I watched Patch Adams over break with my mom. It was a great movie. The man loved Jesus and other people. There was a scene that stood out to me in the film. Patch was in a mental ward and interacted with this genius man who was there because he was too smart. He held up four fingers and asked Patch how many he could see. Patch said, “four”. The man got angry and called Patch just another idiot. Later Patch went to see him and asked about the fingers. The man told him to look beyond the fingers. When patch did that and didn’t focus on the fingers, he saw eight fingers. The man said something to the effect of “You must look beyond what is right in front of you. In doing this you will see things and experience a greater reality filled with that which other people cannot (or choose not to) see.”
Firstly what I’m about to say I learned in class. So I’m not the genius here if this comes across as great otherwise, it was me that screwed it up. The author of a book I read echoed this scene from Patch Adams. He said when we look at the problem of evil and suffering in the world we rightly acknowledge it’s horror and tragedy. However, most of the time in doing so that is the extent of what we see. We fixate on the bad and we get tunnel vision. We fail to look at life in terms of the overarching story of redemption that the bible lays forth for God’s people. At the end of the bible, everything is okay for the people of God. Every tear is wiped away. God dwells in physical reality with us. The author (Scott Bader-Saye) went on to say that in looking at life in this manner (without thinking of the whole story) it’s easy to become destroyed by grief and pain and be overwhelmed by the suffering of the world. If we were to look at the problems we see in light of the whole story we take to be true, then our tragedies are blunted. People experience pain, grief, and suffering in frustrating amounts through no fault of their own. It is important that this is acknowledged. This is part of the story…but it is only part of the story. It is not the whole story. The whole story ends with the Lord Himself redeeming our pain and suffering through the perfection of our relationship with him.
Yes. There are shitty things in life. Acknowledge that. We exist in a broken world filled with things that hurt us in every way possible. Existence is no bed of roses without thorns. It is no walk in the park. It is often tragic. Yet, don’t stop there. Also acknowledge that the truth we (as Christians) live into is a truth that includes an end where things are set right. The brokenness doesn’t have the last word. Be encouraged to live knowing that the end will redeem what hardships we experience now.
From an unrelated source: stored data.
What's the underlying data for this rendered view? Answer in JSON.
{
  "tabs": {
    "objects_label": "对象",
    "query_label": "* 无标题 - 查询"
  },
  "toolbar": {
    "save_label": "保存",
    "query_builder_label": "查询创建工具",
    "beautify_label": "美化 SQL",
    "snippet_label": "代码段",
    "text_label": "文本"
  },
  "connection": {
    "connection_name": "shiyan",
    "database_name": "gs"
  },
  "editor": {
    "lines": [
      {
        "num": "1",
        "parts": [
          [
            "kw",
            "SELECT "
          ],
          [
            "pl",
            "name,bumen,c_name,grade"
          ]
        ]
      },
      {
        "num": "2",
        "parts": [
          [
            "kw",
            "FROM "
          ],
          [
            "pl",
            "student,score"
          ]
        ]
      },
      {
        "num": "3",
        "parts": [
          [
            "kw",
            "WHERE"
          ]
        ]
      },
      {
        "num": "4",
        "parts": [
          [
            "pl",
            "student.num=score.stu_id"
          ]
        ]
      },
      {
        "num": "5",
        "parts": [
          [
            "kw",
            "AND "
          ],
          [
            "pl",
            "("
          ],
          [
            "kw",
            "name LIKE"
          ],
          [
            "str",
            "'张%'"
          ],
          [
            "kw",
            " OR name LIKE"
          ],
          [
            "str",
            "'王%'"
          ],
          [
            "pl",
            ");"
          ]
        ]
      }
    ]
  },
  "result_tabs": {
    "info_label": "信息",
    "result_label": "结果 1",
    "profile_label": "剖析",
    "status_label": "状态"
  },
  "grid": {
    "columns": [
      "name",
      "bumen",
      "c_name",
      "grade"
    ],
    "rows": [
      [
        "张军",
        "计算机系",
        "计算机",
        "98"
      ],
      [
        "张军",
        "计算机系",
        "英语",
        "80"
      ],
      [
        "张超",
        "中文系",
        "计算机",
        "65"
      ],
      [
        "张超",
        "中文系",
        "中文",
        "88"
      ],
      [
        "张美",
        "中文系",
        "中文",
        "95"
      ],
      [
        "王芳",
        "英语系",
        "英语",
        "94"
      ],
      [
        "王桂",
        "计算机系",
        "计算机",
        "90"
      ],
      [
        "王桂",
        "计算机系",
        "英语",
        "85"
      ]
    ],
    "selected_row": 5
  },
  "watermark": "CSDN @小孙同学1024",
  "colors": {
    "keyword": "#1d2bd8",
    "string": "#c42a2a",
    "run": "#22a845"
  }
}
One more thing: The truth also has a part where God is with us. It is not just us dicking around accomplishing nothing and suffering in a broken world. It is God working through us and with us to make the world a more Christ-like place while we are in it. Just because the end will redeem everything that is broken doesn’t mean that redemption begins in the afterlife. It begins here and now. It’s just like the Kingdom of God. The story of redemption is both “within you” and “here” and also not yet.